We have no way of knowing whether the cross that Helena discovered in 326 was the actual cross on which Jesus was crucified. But we can be reasonably sure that the various relics that we can see and venerate today in multiple cathedrals, shrines, and churches around the world do come from the cross that Helena found at Jerusalem in the fourth century. The Church’s procedures for investigating, authenticating, and documenting such relics are rigorous.

 

And even if we don’t know whether the cross that Helena unearthed in 326 was the actual cross on which Jesus died, it could have been—and that “could have been” speaks volumes about the nature of our faith. The Christian Gospel is based not on abstract philosophy or timeless myth, but on God’s dealings with real flesh-and-blood people who lived and died at identifiable times and places in history. Jesus of Nazareth suffered and died on a real cross made of real wood on a hill outside Jerusalem sometime around the year 30 to 33 AD. Whether the relics we possess today are authentic or not, the cross remains a historical reality, not an abstract symbol.

 

Today, we celebrate the paradox that by suffering and dying upon the cross, our Lord effectively transformed an instrument of torture, shame, and death into a sign of healing, life, and glory. In a sense, Holy Cross Day offers us another perspective on Good Friday.
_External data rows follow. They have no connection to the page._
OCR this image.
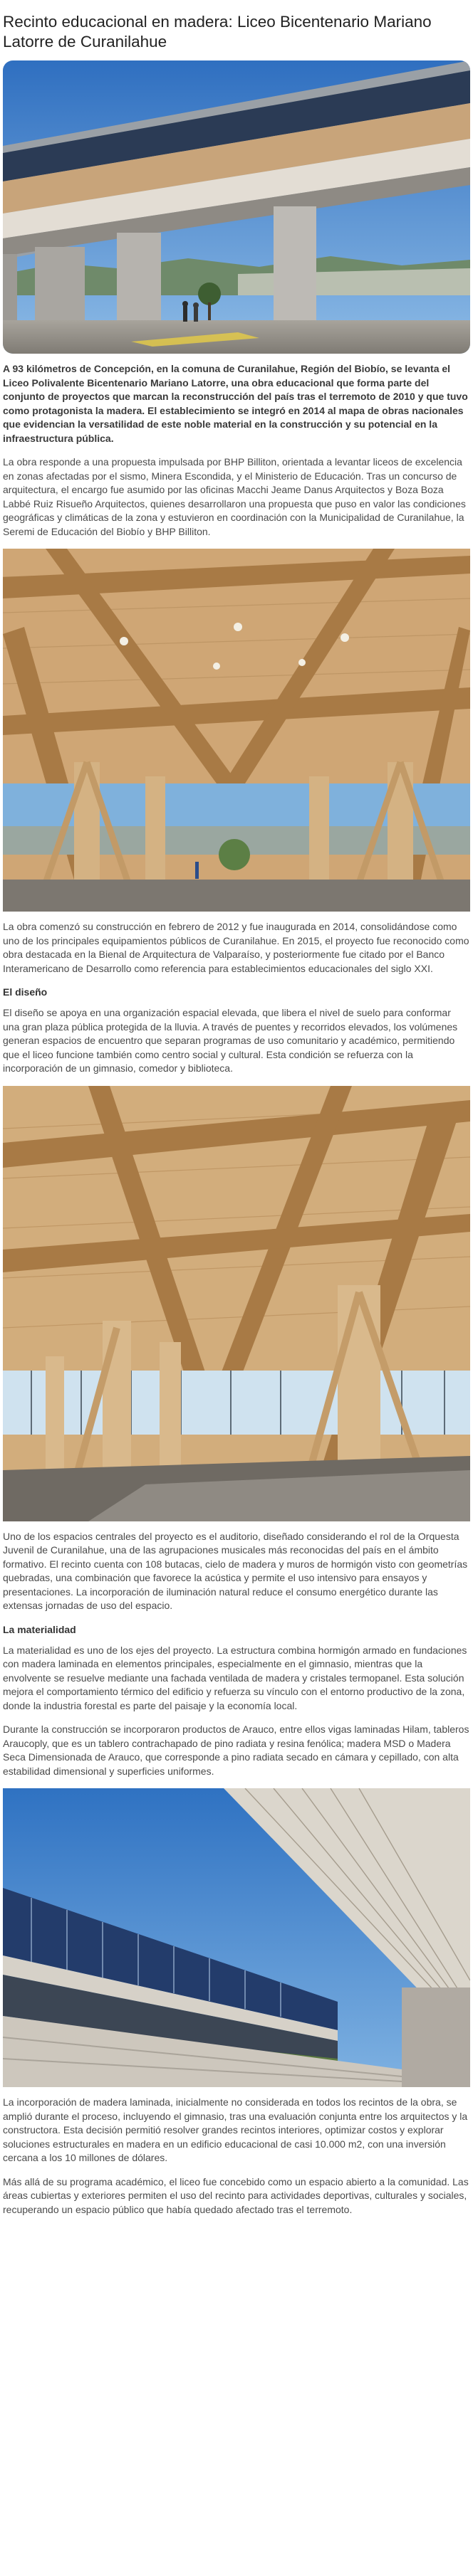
Recinto educacional en madera: Liceo Bicentenario Mariano Latorre de Curanilahue

A 93 kilómetros de Concepción, en la comuna de Curanilahue, Región del Biobío, se levanta el Liceo Polivalente Bicentenario Mariano Latorre, una obra educacional que forma parte del conjunto de proyectos que marcan la reconstrucción del país tras el terremoto de 2010 y que tuvo como protagonista la madera. El establecimiento se integró en 2014 al mapa de obras nacionales que evidencian la versatilidad de este noble material en la construcción y su potencial en la infraestructura pública.

La obra responde a una propuesta impulsada por BHP Billiton, orientada a levantar liceos de excelencia en zonas afectadas por el sismo, Minera Escondida, y el Ministerio de Educación. Tras un concurso de arquitectura, el encargo fue asumido por las oficinas Macchi Jeame Danus Arquitectos y Boza Boza Labbé Ruiz Risueño Arquitectos, quienes desarrollaron una propuesta que puso en valor las condiciones geográficas y climáticas de la zona y estuvieron en coordinación con la Municipalidad de Curanilahue, la Seremi de Educación del Biobío y BHP Billiton.

La obra comenzó su construcción en febrero de 2012 y fue inaugurada en 2014, consolidándose como uno de los principales equipamientos públicos de Curanilahue. En 2015, el proyecto fue reconocido como obra destacada en la Bienal de Arquitectura de Valparaíso, y posteriormente fue citado por el Banco Interamericano de Desarrollo como referencia para establecimientos educacionales del siglo XXI.

El diseño

El diseño se apoya en una organización espacial elevada, que libera el nivel de suelo para conformar una gran plaza pública protegida de la lluvia. A través de puentes y recorridos elevados, los volúmenes generan espacios de encuentro que separan programas de uso comunitario y académico, permitiendo que el liceo funcione también como centro social y cultural. Esta condición se refuerza con la incorporación de un gimnasio, comedor y biblioteca.

Uno de los espacios centrales del proyecto es el auditorio, diseñado considerando el rol de la Orquesta Juvenil de Curanilahue, una de las agrupaciones musicales más reconocidas del país en el ámbito formativo. El recinto cuenta con 108 butacas, cielo de madera y muros de hormigón visto con geometrías quebradas, una combinación que favorece la acústica y permite el uso intensivo para ensayos y presentaciones. La incorporación de iluminación natural reduce el consumo energético durante las extensas jornadas de uso del espacio.

La materialidad

La materialidad es uno de los ejes del proyecto. La estructura combina hormigón armado en fundaciones con madera laminada en elementos principales, especialmente en el gimnasio, mientras que la envolvente se resuelve mediante una fachada ventilada de madera y cristales termopanel. Esta solución mejora el comportamiento térmico del edificio y refuerza su vínculo con el entorno productivo de la zona, donde la industria forestal es parte del paisaje y la economía local.

Durante la construcción se incorporaron productos de Arauco, entre ellos vigas laminadas Hilam, tableros Araucoply, que es un tablero contrachapado de pino radiata y resina fenólica; madera MSD o Madera Seca Dimensionada de Arauco, que corresponde a pino radiata secado en cámara y cepillado, con alta estabilidad dimensional y superficies uniformes.

La incorporación de madera laminada, inicialmente no considerada en todos los recintos de la obra, se amplió durante el proceso, incluyendo el gimnasio, tras una evaluación conjunta entre los arquitectos y la constructora. Esta decisión permitió resolver grandes recintos interiores, optimizar costos y explorar soluciones estructurales en madera en un edificio educacional de casi 10.000 m2, con una inversión cercana a los 10 millones de dólares.

Más allá de su programa académico, el liceo fue concebido como un espacio abierto a la comunidad. Las áreas cubiertas y exteriores permiten el uso del recinto para actividades deportivas, culturales y sociales, recuperando un espacio público que había quedado afectado tras el terremoto.
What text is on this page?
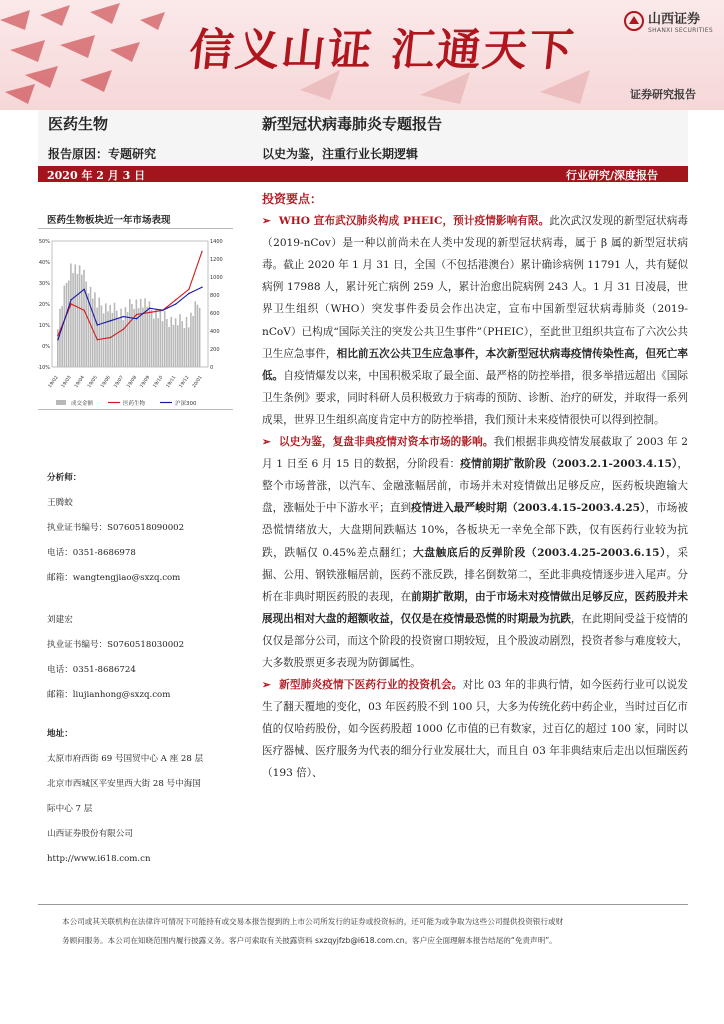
信义山证 汇通天下
山西证券
SHANXI SECURITIES
证券研究报告
医药生物	新型冠状病毒肺炎专题报告
报告原因：专题研究	以史为鉴，注重行业长期逻辑
2020 年 2 月 3 日	行业研究/深度报告
医药生物板块近一年市场表现
50%
40%
30%
20%
10%
0%
-10%
1400
1200
1000
800
600
400
200
0
19/02 19/03 19/04 19/05 19/06 19/07 19/08 19/09 19/10 19/11 19/12 20/01
成交金额	医药生物	沪深300
分析师：
王腾蛟
执业证书编号：S0760518090002
电话：0351-8686978
邮箱：wangtengjiao@sxzq.com
刘建宏
执业证书编号：S0760518030002
电话：0351-8686724
邮箱：liujianhong@sxzq.com
地址：
太原市府西街 69 号国贸中心 A 座 28 层
北京市西城区平安里西大街 28 号中海国
际中心 7 层
山西证券股份有限公司
http://www.i618.com.cn
投资要点：

➢ WHO 宣布武汉肺炎构成 PHEIC，预计疫情影响有限。此次武汉发现的新型冠状病毒（2019-nCov）是一种以前尚未在人类中发现的新型冠状病毒，属于 β 属的新型冠状病毒。截止 2020 年 1 月 31 日，全国（不包括港澳台）累计确诊病例 11791 人，共有疑似病例 17988 人，累计死亡病例 259 人，累计治愈出院病例 243 人。1 月 31 日凌晨，世界卫生组织（WHO）突发事件委员会作出决定，宣布中国新型冠状病毒肺炎（2019-nCoV）已构成“国际关注的突发公共卫生事件”（PHEIC），至此世卫组织共宣布了六次公共卫生应急事件，相比前五次公共卫生应急事件，本次新型冠状病毒疫情传染性高，但死亡率低。自疫情爆发以来，中国积极采取了最全面、最严格的防控举措，很多举措远超出《国际卫生条例》要求，同时科研人员积极致力于病毒的预防、诊断、治疗的研发，并取得一系列成果，世界卫生组织高度肯定中方的防控举措，我们预计未来疫情很快可以得到控制。

➢ 以史为鉴，复盘非典疫情对资本市场的影响。我们根据非典疫情发展截取了 2003 年 2 月 1 日至 6 月 15 日的数据，分阶段看：疫情前期扩散阶段（2003.2.1-2003.4.15），整个市场普涨，以汽车、金融涨幅居前，市场并未对疫情做出足够反应，医药板块跑输大盘，涨幅处于中下游水平；直到疫情进入最严峻时期（2003.4.15-2003.4.25），市场被恐慌情绪放大，大盘期间跌幅达 10%，各板块无一幸免全部下跌，仅有医药行业较为抗跌，跌幅仅 0.45%差点翻红；大盘触底后的反弹阶段（2003.4.25-2003.6.15），采掘、公用、钢铁涨幅居前，医药不涨反跌，排名倒数第二，至此非典疫情逐步进入尾声。分析在非典时期医药股的表现，在前期扩散期，由于市场未对疫情做出足够反应，医药股并未展现出相对大盘的超额收益，仅仅是在疫情最恐慌的时期最为抗跌，在此期间受益于疫情的仅仅是部分公司，而这个阶段的投资窗口期较短，且个股波动剧烈，投资者参与难度较大，大多数股票更多表现为防御属性。

➢ 新型肺炎疫情下医药行业的投资机会。对比 03 年的非典行情，如今医药行业可以说发生了翻天覆地的变化，03 年医药股不到 100 只，大多为传统化药中药企业，当时过百亿市值的仅哈药股份，如今医药股超 1000 亿市值的已有数家，过百亿的超过 100 家，同时以医疗器械、医疗服务为代表的细分行业发展壮大，而且自 03 年非典结束后走出以恒瑞医药（193 倍）、

本公司或其关联机构在法律许可情况下可能持有或交易本报告提到的上市公司所发行的证券或投资标的，还可能为或争取为这些公司提供投资银行或财
务顾问服务。本公司在知晓范围内履行披露义务。客户可索取有关披露资料 sxzqyjfzb@i618.com.cn。客户应全面理解本报告结尾的“免责声明”。
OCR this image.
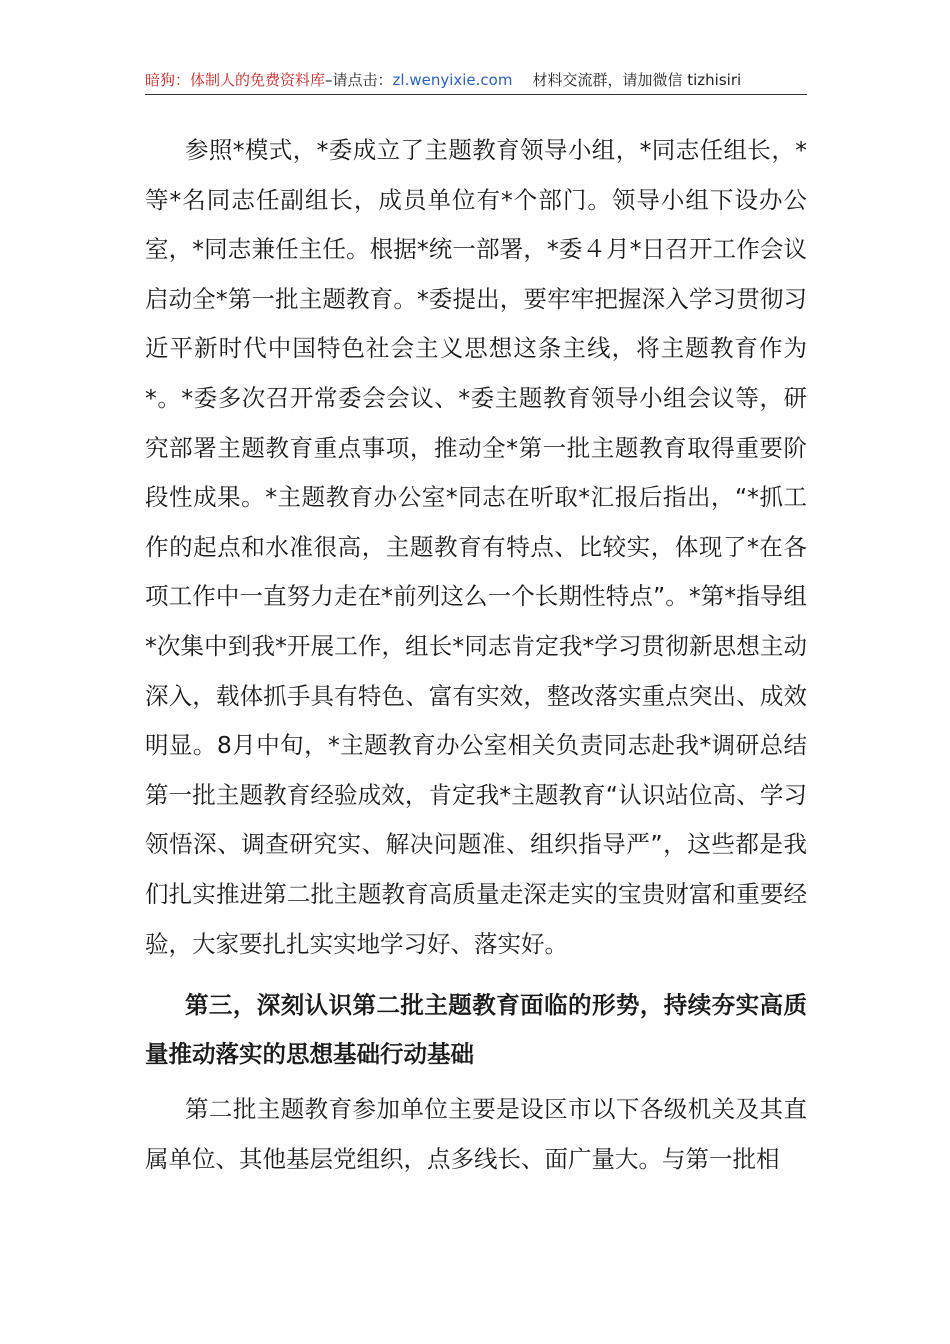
暗狗：体制人的免费资料库 –请点击： zl.wenyixie.com 材料交流群，请加微信 tizhisiri

参照*模式，*委成立了主题教育领导小组，*同志任组长，*等*名同志任副组长，成员单位有*个部门。领导小组下设办公室，*同志兼任主任。根据*统一部署，*委４月*日召开工作会议启动全*第一批主题教育。*委提出，要牢牢把握深入学习贯彻习近平新时代中国特色社会主义思想这条主线，将主题教育作为*。*委多次召开常委会会议、*委主题教育领导小组会议等，研究部署主题教育重点事项，推动全*第一批主题教育取得重要阶段性成果。*主题教育办公室*同志在听取*汇报后指出，“*抓工作的起点和水准很高，主题教育有特点、比较实，体现了*在各项工作中一直努力走在*前列这么一个长期性特点”。*第*指导组*次集中到我*开展工作，组长*同志肯定我*学习贯彻新思想主动深入，载体抓手具有特色、富有实效，整改落实重点突出、成效明显。8月中旬，*主题教育办公室相关负责同志赴我*调研总结第一批主题教育经验成效，肯定我*主题教育“认识站位高、学习领悟深、调查研究实、解决问题准、组织指导严”，这些都是我们扎实推进第二批主题教育高质量走深走实的宝贵财富和重要经验，大家要扎扎实实地学习好、落实好。

第三，深刻认识第二批主题教育面临的形势，持续夯实高质量推动落实的思想基础行动基础

第二批主题教育参加单位主要是设区市以下各级机关及其直属单位、其他基层党组织，点多线长、面广量大。与第一批相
During Holy Week, we tend to experience the crucifixion as a moment of defeat and darkness that we somehow have to get past to arrive at the Resurrection glory of Easter.

 

But Holy Cross Day reminds us that the cross is also a sign of victory. In today’s Gospel, Jesus says: “Now is the judgment of this world, now the ruler of this world will be driven out; and I, when I am lifted up from the earth, will draw all people to myself.” Although to all outward appearances, Jesus is about to be judged and cast out, nonetheless, he identifies his approaching death as the judgment that casts out the devil and the cosmic forces of evil. And when he speaks of being “lifted up,” he depicts the cross almost as the throne on which he shall be exalted as king over all nations.

 

Before the conversion of Constantine, the Romans found it utterly perverse that we Christians should take as our central symbol an instrument of shameful death reserved for the worst sorts of criminals, traitors, and brigands. They had yet to understand that Christ had transformed the cross into a sign of victory and triumph.

 

Whenever we see a cross, we do well to reflect for a moment on what it signifies: not just a piece of jewelry on a neck chain, not just an architectural ornament on a building, but the deepest symbol of our faith and hope. We gaze upon the cross in awe and give praise and thanks to the Lord who died to give us eternal life.